Unfortunately, with the arrival of summer days again, it’s almost time for my annual tradition.
Sadly, it’s not a very festive one, although one such fiasco did result in me sharing a distinct resemblance with Rudolph the Red-Nosed Reindeer a couple of years ago.
It’s about this time of year I usually acquire a horribly painful and embarrassing sunburn. I wouldn’t say it’s my favourite holiday tradition, but one that seems to have stuck, nonetheless.
When the kids were younger, I was guilty of lathering them up with sunscreen, packing their hats, long sleeves, etcetera, and then running out the door without a thought as to my own sun safety.
Probably not a completely uncommon occurrence for parents of young kids. Now they’re old enough to mostly sort themselves out I’ve started to pick up my game – but it hasn’t helped much.
The fateful Rudolph event took place when I was fully sunscreened up but spending a couple of hours in the aquatic centre pool was never going to end well for me.
I was there with the kids, who thought I was making excuses when I told them I needed to get out because I could feel myself getting burnt.

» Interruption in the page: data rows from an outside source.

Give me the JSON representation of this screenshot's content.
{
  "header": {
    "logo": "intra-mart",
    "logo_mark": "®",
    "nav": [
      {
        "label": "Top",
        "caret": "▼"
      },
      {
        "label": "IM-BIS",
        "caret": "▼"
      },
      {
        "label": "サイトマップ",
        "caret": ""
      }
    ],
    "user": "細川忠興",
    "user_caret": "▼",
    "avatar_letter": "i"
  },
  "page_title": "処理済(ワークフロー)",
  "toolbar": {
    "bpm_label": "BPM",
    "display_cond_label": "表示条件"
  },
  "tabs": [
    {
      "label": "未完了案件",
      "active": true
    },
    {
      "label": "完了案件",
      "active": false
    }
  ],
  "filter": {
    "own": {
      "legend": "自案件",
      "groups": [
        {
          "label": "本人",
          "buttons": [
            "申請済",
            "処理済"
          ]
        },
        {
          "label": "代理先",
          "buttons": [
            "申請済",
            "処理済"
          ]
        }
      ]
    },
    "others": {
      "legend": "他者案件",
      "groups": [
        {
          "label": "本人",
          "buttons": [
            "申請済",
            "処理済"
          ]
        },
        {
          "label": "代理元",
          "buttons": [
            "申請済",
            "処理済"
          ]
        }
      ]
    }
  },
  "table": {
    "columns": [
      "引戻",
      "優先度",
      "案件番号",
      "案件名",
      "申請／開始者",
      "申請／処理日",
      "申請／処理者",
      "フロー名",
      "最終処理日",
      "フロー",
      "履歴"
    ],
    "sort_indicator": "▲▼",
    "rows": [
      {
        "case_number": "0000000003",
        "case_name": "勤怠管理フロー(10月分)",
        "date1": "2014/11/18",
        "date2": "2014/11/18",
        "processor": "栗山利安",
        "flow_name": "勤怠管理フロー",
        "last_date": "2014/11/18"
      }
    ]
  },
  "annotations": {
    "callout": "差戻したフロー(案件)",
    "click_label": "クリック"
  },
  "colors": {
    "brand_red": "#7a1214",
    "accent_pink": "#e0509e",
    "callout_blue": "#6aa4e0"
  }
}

When I emerged with a nose that glowed brighter than anything Santa Claus has ever had up front of his sleigh, not to mention the tell-tale sunglasses tan, they realised I was serious.
By then all I could do was go home and make pained sounds while continually spraying my swollen face with cooling spray and avoiding the outside world for the next couple of weeks. OK, avoiding the outside world wasn’t all bad but the damage I sustained probably was. I’m not kidding about my face being swollen.
Last year I took Miss 10 to a playdate at a local park. Determined to learn my lesson and be more responsible, I had sleeves, a hat and sunscreen.
I sat under the cover of a barbecue shelter for two hours and came home sunburnt. Definitely not Rudolph level sunburnt, but still very red and painful and causing hubby to ask why I wasn’t wearing sunscreen.
You can imagine how that conversation went over since I was, in fact, wearing sunscreen and was also a little hot, bothered and touchy by that stage.
Miss 10 had sunscreen and a hat and was in the sun for those two hours. She went home fine. Now obviously I’m glad she didn’t go home looking like a beet (or worse, me) but it does make me wonder to what lengths I need to go to avoid the sun’s damaging rays.
Sitting inside in air-conditioned comfort sounds good to me, but the pesky thing about chasing your kids off electronic devices is that they then often want to do something that requires us venturing into the outside world – a place that isn’t kind to those who have descended from vampires (this also explains a lot about my love of daytime naps).
I’ve come up with a solution that shouldn’t be embarrassing at all for the children – I’m simply going to suit up in some beekeeping garb (thanks to a lovely friend for that idea) to protect my highly sensitive skin.
I guess if the kids don’t want to be seen with me looking like a complete weirdo, they might opt instead to just hang out in the air-conditioning … wouldn’t that be a shame?